23/04/2025
Un joven trabajador asesinado, y su presunto agresor descansando en casa por cárcel.
Dos realidades enfrentadas, dos formas de educación, dos maneras de ver y vivir el mundo.
La víctima: un joven que, como muchos, decidió enfrentar la vida con dignidad. Se levantaba cada día a buscar el sustento, a ganarse el pan con esfuerzo, a sumar al tejido social desde su trabajo. Lo educaron en valores: en el respeto, la responsabilidad, en la conciencia de que nada llega sin sacrificio.
El victimario: otro joven, pero con una historia diferente. Formado —o más bien deformado— en la cultura del privilegio, del “yo hago lo que quiero”, del “usted no sabe quién soy yo”. Alguien que, presuntamente, actuó con sevicia, que habría planeado su acto violento, y que ahora, gracias a sus conexiones y al amparo de un sistema que protege a los poderosos, paga su crimen desde la comodidad del hogar.
Uno aprendió a construir. El otro, a destruir sin consecuencias.

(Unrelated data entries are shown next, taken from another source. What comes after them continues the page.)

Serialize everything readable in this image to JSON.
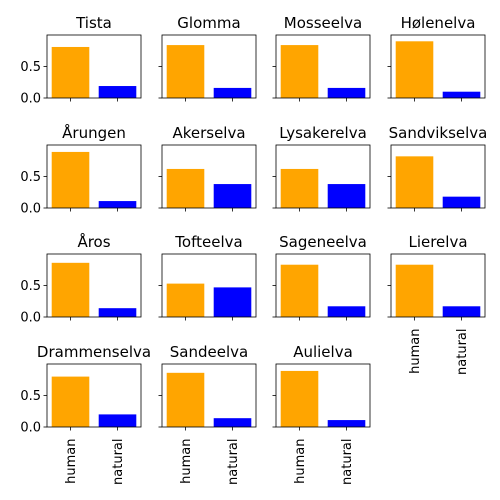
{
  "chart_data": {
    "type": "bar",
    "layout": "small-multiples 4x4 grid",
    "categories": [
      "human",
      "natural"
    ],
    "colors": {
      "human": "#ffa500",
      "natural": "#0000ff"
    },
    "ylim": [
      0,
      1.0
    ],
    "yticks": [
      "0.0",
      "0.5"
    ],
    "shared_y": true,
    "panels": [
      {
        "title": "Tista",
        "values": [
          0.81,
          0.19
        ]
      },
      {
        "title": "Glomma",
        "values": [
          0.84,
          0.16
        ]
      },
      {
        "title": "Mosseelva",
        "values": [
          0.84,
          0.16
        ]
      },
      {
        "title": "Hølenelva",
        "values": [
          0.9,
          0.1
        ]
      },
      {
        "title": "Årungen",
        "values": [
          0.89,
          0.11
        ]
      },
      {
        "title": "Akerselva",
        "values": [
          0.62,
          0.38
        ]
      },
      {
        "title": "Lysakerelva",
        "values": [
          0.62,
          0.38
        ]
      },
      {
        "title": "Sandvikselva",
        "values": [
          0.82,
          0.18
        ]
      },
      {
        "title": "Åros",
        "values": [
          0.86,
          0.14
        ]
      },
      {
        "title": "Tofteelva",
        "values": [
          0.53,
          0.47
        ]
      },
      {
        "title": "Sageneelva",
        "values": [
          0.83,
          0.17
        ]
      },
      {
        "title": "Lierelva",
        "values": [
          0.83,
          0.17
        ]
      },
      {
        "title": "Drammenselva",
        "values": [
          0.8,
          0.2
        ]
      },
      {
        "title": "Sandeelva",
        "values": [
          0.86,
          0.14
        ]
      },
      {
        "title": "Aulielva",
        "values": [
          0.89,
          0.11
        ]
      }
    ]
  }
}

Uno luchaba por aportar. El otro se creyó con derecho a arrebatar una vida.
Este no es solo un caso judicial. Es un reflejo de cómo estamos educando. Hay hogares donde se enseña a respetar, a trabajar, a construir. Y hay otros donde se cultiva la impunidad, la arrogancia, el poder como escudo para la violencia.
¿De qué sirve tanta tecnología, tantos diplomas y tantos discursos si seguimos criando a jóvenes que creen que la vida del otro vale menos que su capricho?
Lo más trágico no es solo la muerte del joven trabajador. Lo más trágico es que como sociedad estamos permitiendo que esa historia se repita. Que sigan habiendo dos tipos de educación: la que forma ciudadanos, y la que fabrica intocables.